HESI LPN
Community Health HESI Test Bank 2023
1. A newborn presents with a pronounced cephalic hematoma following a birth in the posterior position. Which nursing diagnosis should guide the plan of care?
- A. Pain related to periosteal injury
- B. Impaired mobility related to bleeding
- C. Parental anxiety related to knowledge deficit
- D. Injury related to intracranial hemorrhage
Correct answer: C
Rationale: The correct nursing diagnosis to guide the plan of care for a newborn with a pronounced cephalic hematoma following a birth in the posterior position is 'Parental anxiety related to knowledge deficit.' This is appropriate because the parents may be worried about the appearance and potential complications of the cephalic hematoma. They may require education and reassurance from the nurse. Choices A, B, and D are incorrect because they do not address the emotional needs of the parents and the knowledge deficit they may have regarding the condition.
2. In order to determine what specific health teaching should be appropriate for the people of this municipality, which of the following is the best method to use?

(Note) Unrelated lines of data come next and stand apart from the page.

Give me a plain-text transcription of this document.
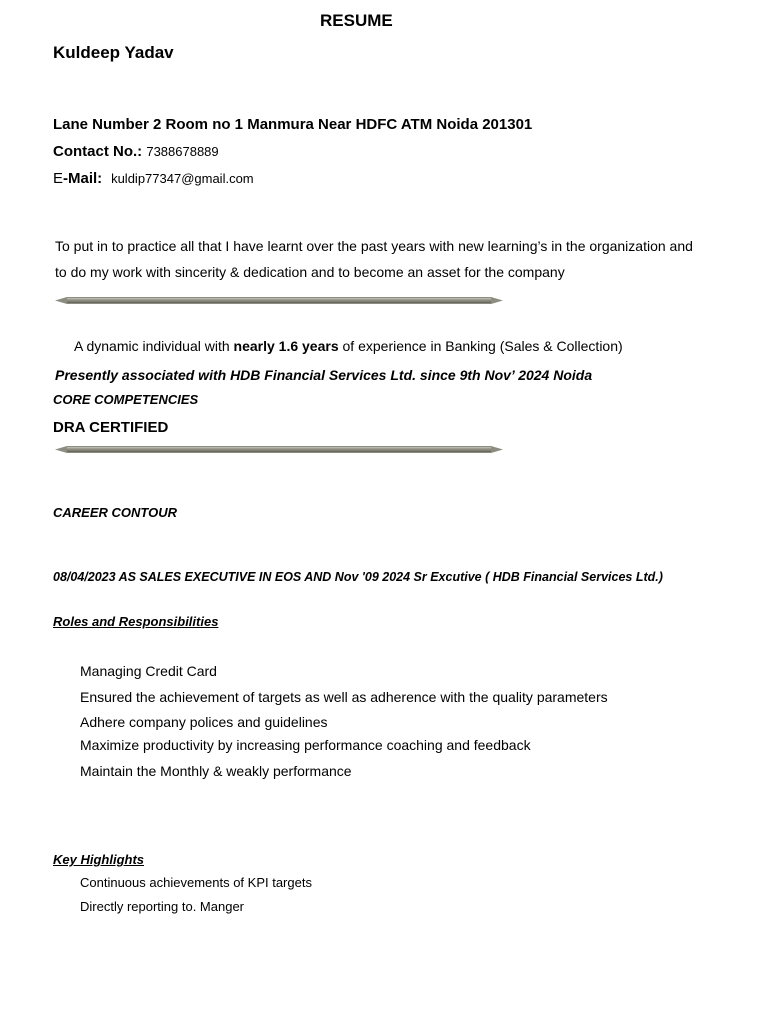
RESUME
Kuldeep Yadav
Lane Number 2 Room no 1 Manmura Near HDFC ATM Noida 201301
Contact No.: 7388678889
E-Mail: kuldip77347@gmail.com
To put in to practice all that I have learnt over the past years with new learning’s in the organization and
to do my work with sincerity & dedication and to become an asset for the company
A dynamic individual with nearly 1.6 years of experience in Banking (Sales & Collection)
Presently associated with HDB Financial Services Ltd. since 9th Nov’ 2024 Noida
CORE COMPETENCIES
DRA CERTIFIED
CAREER CONTOUR
08/04/2023 AS SALES EXECUTIVE IN EOS AND Nov '09 2024 Sr Excutive ( HDB Financial Services Ltd.)
Roles and Responsibilities
Managing Credit Card
Ensured the achievement of targets as well as adherence with the quality parameters
Adhere company polices and guidelines
Maximize productivity by increasing performance coaching and feedback
Maintain the Monthly & weakly performance
Key Highlights
Continuous achievements of KPI targets
Directly reporting to. Manger
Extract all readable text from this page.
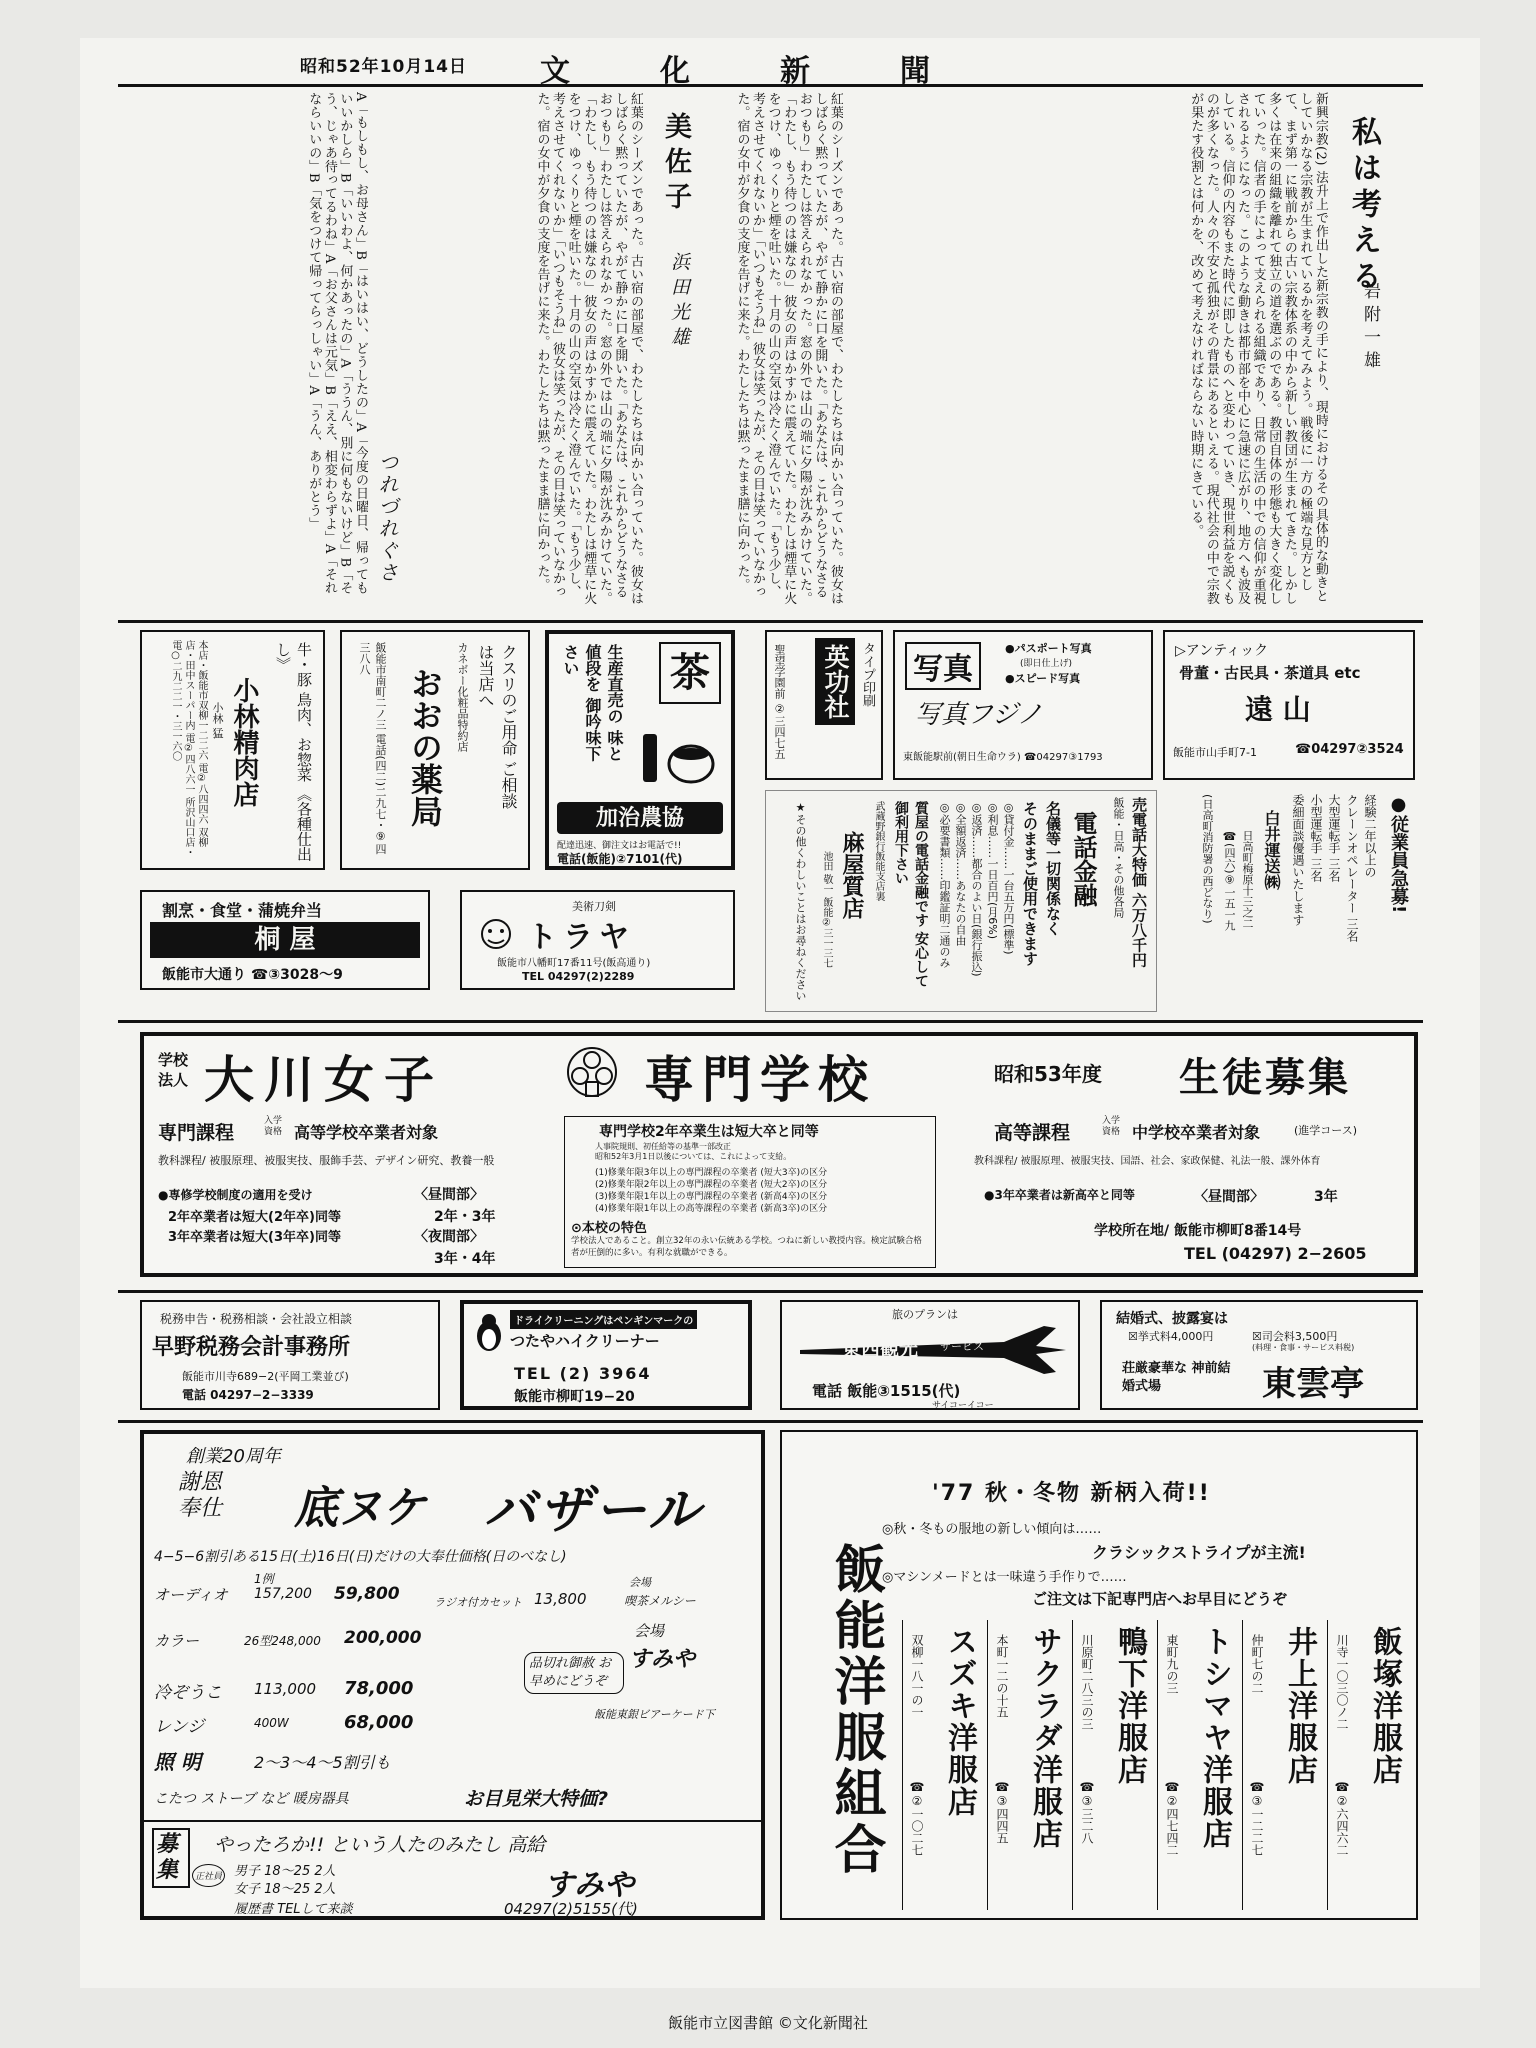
昭和52年10月14日 文化新聞
私は考える
岩附一雄
新興宗教(2) 法升上で作出した新宗教の手により、現時におけるその具体的な動きとしていかなる宗教が生まれているかを考えてみよう。戦後に一方の極端な見方として、まず第一に戦前からの古い宗教体系の中から新しい教団が生まれてきた。しかし多くは在来の組織を離れて独立の道を選ぶのである。教団自体の形態も大きく変化していった。信者の手によって支えられる組織であり、日常の生活の中での信仰が重視されるようになった。このような動きは都市部を中心に急速に広がり、地方へも波及している。信仰の内容もまた時代に即したものへと変わっていき、現世利益を説くものが多くなった。人々の不安と孤独がその背景にあるといえる。現代社会の中で宗教が果たす役割とは何かを、改めて考えなければならない時期にきている。
美佐子
浜田光雄
紅葉のシーズンであった。古い宿の部屋で、わたしたちは向かい合っていた。彼女はしばらく黙っていたが、やがて静かに口を開いた。「あなたは、これからどうなさるおつもり」わたしは答えられなかった。窓の外では山の端に夕陽が沈みかけていた。「わたし、もう待つのは嫌なの」彼女の声はかすかに震えていた。わたしは煙草に火をつけ、ゆっくりと煙を吐いた。十月の山の空気は冷たく澄んでいた。「もう少し、考えさせてくれないか」「いつもそうね」彼女は笑ったが、その目は笑っていなかった。宿の女中が夕食の支度を告げに来た。わたしたちは黙ったまま膳に向かった。	紅葉のシーズンであった。古い宿の部屋で、わたしたちは向かい合っていた。彼女はしばらく黙っていたが、やがて静かに口を開いた。「あなたは、これからどうなさるおつもり」わたしは答えられなかった。窓の外では山の端に夕陽が沈みかけていた。「わたし、もう待つのは嫌なの」彼女の声はかすかに震えていた。わたしは煙草に火をつけ、ゆっくりと煙を吐いた。十月の山の空気は冷たく澄んでいた。「もう少し、考えさせてくれないか」「いつもそうね」彼女は笑ったが、その目は笑っていなかった。宿の女中が夕食の支度を告げに来た。わたしたちは黙ったまま膳に向かった。
つれづれぐさ
A「もしもし、お母さん」B「はいはい、どうしたの」A「今度の日曜日、帰ってもいいかしら」B「いいわよ、何かあったの」A「ううん、別に何もないけど」B「そう、じゃあ待ってるわね」A「お父さんは元気」B「ええ、相変わらずよ」A「それならいいの」B「気をつけて帰ってらっしゃい」A「うん、ありがとう」
牛・豚 鳥肉、お惣菜 《各種仕出し》
小林精肉店
小林 猛
本店・飯能市双柳一二二六 電②八四四六 双柳店・田中スーパー内 電②四八六一 所沢山口店・電○二九二二一・三一六〇	クスリのご用命 ご相談は当店へ
カネボー化粧品特約店
おおの薬局
飯能市南町二ノ三 電話(四二)二九七・⑨四三八八	茶
生産直売の 味と値段を 御吟味下さい
加治農協
配達迅速、御注文はお電話で!!
電話(飯能)②7101(代)
タイプ印刷
英功社
聖望学園前 ②三四七五	写真
●パスポート写真
(即日仕上げ)
●スピード写真
写真フジノ
東飯能駅前(朝日生命ウラ) ☎04297③1793
▷アンティック
骨董・古民具・茶道具 etc
遠 山
飯能市山手町7-1	☎04297②3524
売電話大特価 六万八千円
飯能・日高・その他各局
電話金融
名儀等一切関係なく
そのままご使用できます
◎貸付金……一台五万円(標準)
◎利息……一日百円(月6%)
◎返済……都合のよい日(銀行振込)
◎全額返済……あなたの自由
◎必要書類……印鑑証明二通のみ
質屋の電話金融です 安心して御利用下さい
武蔵野銀行飯能支店裏
麻屋質店
池田 敬一 飯能②三一三七
★その他くわしいことはお尋ねください	●従業員急募!
経験二年以上の
クレーンオペレーター 三名
大型運転手 三名
小型運転手 三名
委細面談優遇いたします
白井運送㈱
日高町梅原十三之二
☎(四六)⑨一五一九
(日高町消防署の西どなり)
割烹・食堂・蒲焼弁当
桐 屋
飯能市大通り ☎③3028～9
美術刀剣
トラヤ
飯能市八幡町17番11号(飯高通り)
TEL 04297(2)2289
学校法人 大川女子	専門学校	昭和53年度 生徒募集
専門課程
入学資格 高等学校卒業者対象
教科課程/ 被服原理、被服実技、服飾手芸、デザイン研究、教養一般
●専修学校制度の適用を受け
2年卒業者は短大(2年卒)同等
3年卒業者は短大(3年卒)同等
〈昼間部〉
2年・3年
〈夜間部〉
3年・4年
専門学校2年卒業生は短大卒と同等
人事院規則、初任給等の基準一部改正
昭和52年3月1日以後については、これによって支給。
(1)修業年限3年以上の専門課程の卒業者 (短大3卒)の区分
(2)修業年限2年以上の専門課程の卒業者 (短大2卒)の区分
(3)修業年限1年以上の専門課程の卒業者 (新高4卒)の区分
(4)修業年限1年以上の高等課程の卒業者 (新高3卒)の区分
⊙本校の特色
学校法人であること。創立32年の永い伝統ある学校。つねに新しい教授内容。検定試験合格者が圧倒的に多い。有利な就職ができる。
高等課程
入学資格 中学校卒業者対象	(進学コース)
教科課程/ 被服原理、被服実技、国語、社会、家政保健、礼法一般、課外体育
●3年卒業者は新高卒と同等	〈昼間部〉	3年
学校所在地/ 飯能市柳町8番14号
TEL (04297) 2−2605
税務申告・税務相談・会社設立相談
早野税務会計事務所
飯能市川寺689−2(平岡工業並び)
電話 04297−2−3339
ドライクリーニングはペンギンマークの
つたやハイクリーナー
TEL (2) 3964
飯能市柳町19−20
旅のプランは
東西観光 サービス
電話 飯能③1515(代)
サイコーイコー
結婚式、披露宴は
☒挙式料4,000円	☒司会料3,500円
(料理・食事・サービス料税)
荘厳豪華な 神前結婚式場	東雲亭
創業20周年
謝恩 奉仕	底ヌケ バザール
4−5−6割引ある15日(土)16日(日)だけの大奉仕価格(日のべなし)
1例
オーディオ 157,200 59,800	ラジオ付カセット 13,800
会場
喫茶メルシー
カラー	26型248,000 200,000	会場
すみや
品切れ御赦 お早めにどうぞ
冷ぞうこ 113,000 78,000
レンジ	400W	68,000	飯能東銀ビアーケード下
照 明	2〜3〜4〜5割引も
こたつ ストーブ など 暖房器具	お目見栄大特価?
募集
やったろか!! という人たのみたし 高給
正社員 男子 18〜25 2人
女子 18〜25 2人
履歴書 TELして来談
すみや
04297(2)5155(代)
'77 秋・冬物 新柄入荷!!
◎秋・冬もの服地の新しい傾向は……
クラシックストライプが主流!
◎マシンメードとは一味違う手作りで……
ご注文は下記専門店へお早目にどうぞ
飯能洋服組合	飯塚洋服店
川寺一〇三〇ノ二
☎②六四六二
井上洋服店
仲町七の二
☎③一二二七
トシマヤ洋服店
東町九の三
☎②四七四二
鴨下洋服店
川原町二八三の三
☎③三二八
サクラダ洋服店
本町一二の十五
☎③四四五
スズキ洋服店
双柳一八一の一
☎②一〇二七
飯能市立図書館 ©文化新聞社
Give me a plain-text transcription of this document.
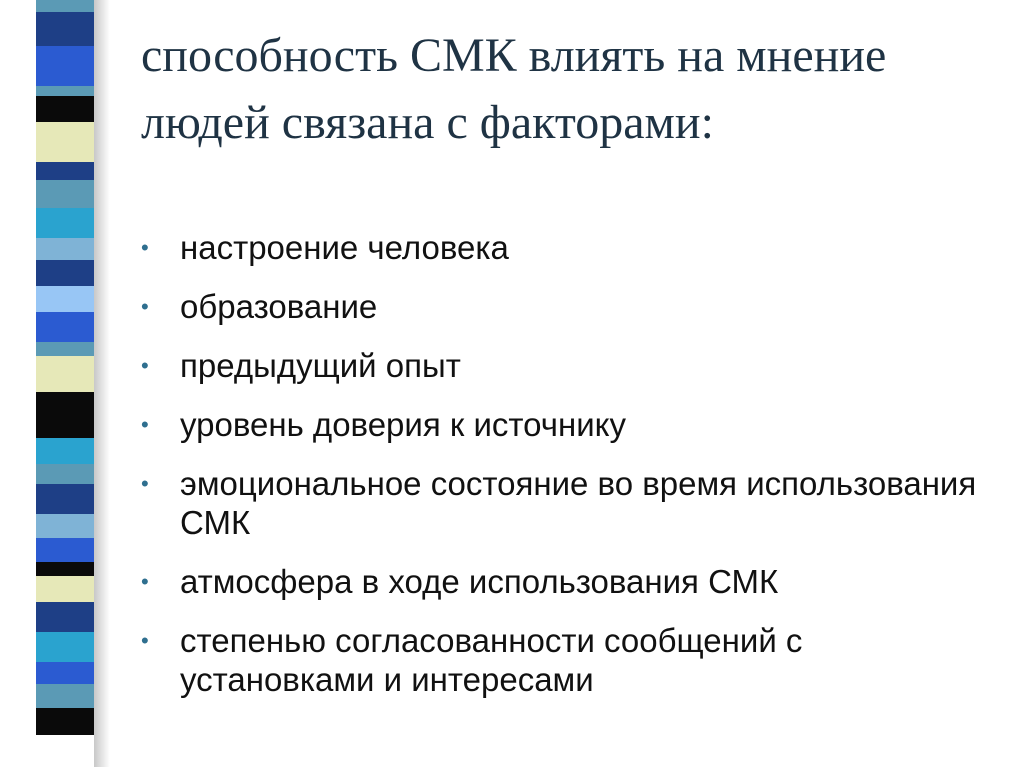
способность СМК влиять на мнение людей связана с факторами:
• настроение человека
• образование
• предыдущий опыт
• уровень доверия к источнику
• эмоциональное состояние во время использования СМК
• атмосфера в ходе использования СМК
• степенью согласованности сообщений с установками и интересами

- A. interviewing midwives
- B. reviewing records and reports
- C. studying knowledge, attitudes, and practices of the people
- D. reviewing health statistics
Correct answer: C
Rationale: Studying knowledge, attitudes, and practices of the people is the best method to determine appropriate health teaching for a community. This approach provides valuable insights into the specific needs, beliefs, and behaviors of the population, allowing for tailored and effective health education interventions. Interviewing midwives may offer some insights, but focusing on the broader community is more comprehensive. Reviewing records and reports can provide historical data but may not capture current community needs as effectively as studying current knowledge, attitudes, and practices. Reviewing health statistics is important but may not provide the detailed understanding of community perceptions and behaviors that directly impact health education planning.
3. A pre-term baby develops nasal flaring, cyanosis, and diminished breath sounds on one side. The provider's diagnosis is spontaneous pneumothorax. Which procedure should the nurse prepare for first?
- A. Cardiopulmonary resuscitation
- B. Insertion of a chest tube
- C. Oxygen therapy
- D. Assisted ventilation
Correct answer: B
Rationale: The correct answer is B: Insertion of a chest tube. In a case of spontaneous pneumothorax, the primary intervention is to insert a chest tube. This procedure allows the trapped air to escape from the pleural space, relieving pressure and enabling the lung to re-expand. Choices A, C, and D are not the initial interventions for spontaneous pneumothorax. Cardiopulmonary resuscitation is indicated for cardiac arrest, oxygen therapy may provide supportive care but does not address the underlying issue of trapped air in the pleural space, and assisted ventilation may be needed later but is not the first-line treatment for a pneumothorax.
4. Under the present system, which of the following is the local government unit responsible for?
- A. Operation and maintenance of health facilities
- B. All of these activities
- C. Implementation of health programs/projects
- D. Delivery of health services
Correct answer: B
Rationale: Under the present system, the local government unit is responsible for all the listed activities. This includes the operation and maintenance of health facilities, implementation of health programs/projects, and delivery of health services. Therefore, choice B, 'All of these activities,' is the correct answer. Choices A, C, and D are incorrect because they are all responsibilities that fall under the local government unit's jurisdiction as well.
5. A client has just returned to the medical-surgical unit following a segmental lung resection. After assessing the client, the first nursing action would be to:
- A. Administer pain medication
- B. Suction excessive tracheobronchial secretions
- C. Assist the client to turn, deep breathe, and cough
- D. Monitor oxygen saturation
Correct answer: B
Rationale: After a segmental lung resection, the priority nursing action should be to suction excessive tracheobronchial secretions. This helps in preventing airway obstruction from secretions, ensuring the patency of the airway and optimizing respiratory function. Administering pain medication can be important but addressing airway clearance takes precedence. Assisting the client to turn, deep breathe, and cough is essential for respiratory hygiene but not the first action immediately post-op. Monitoring oxygen saturation is crucial, but ensuring airway clearance is the priority to prevent complications.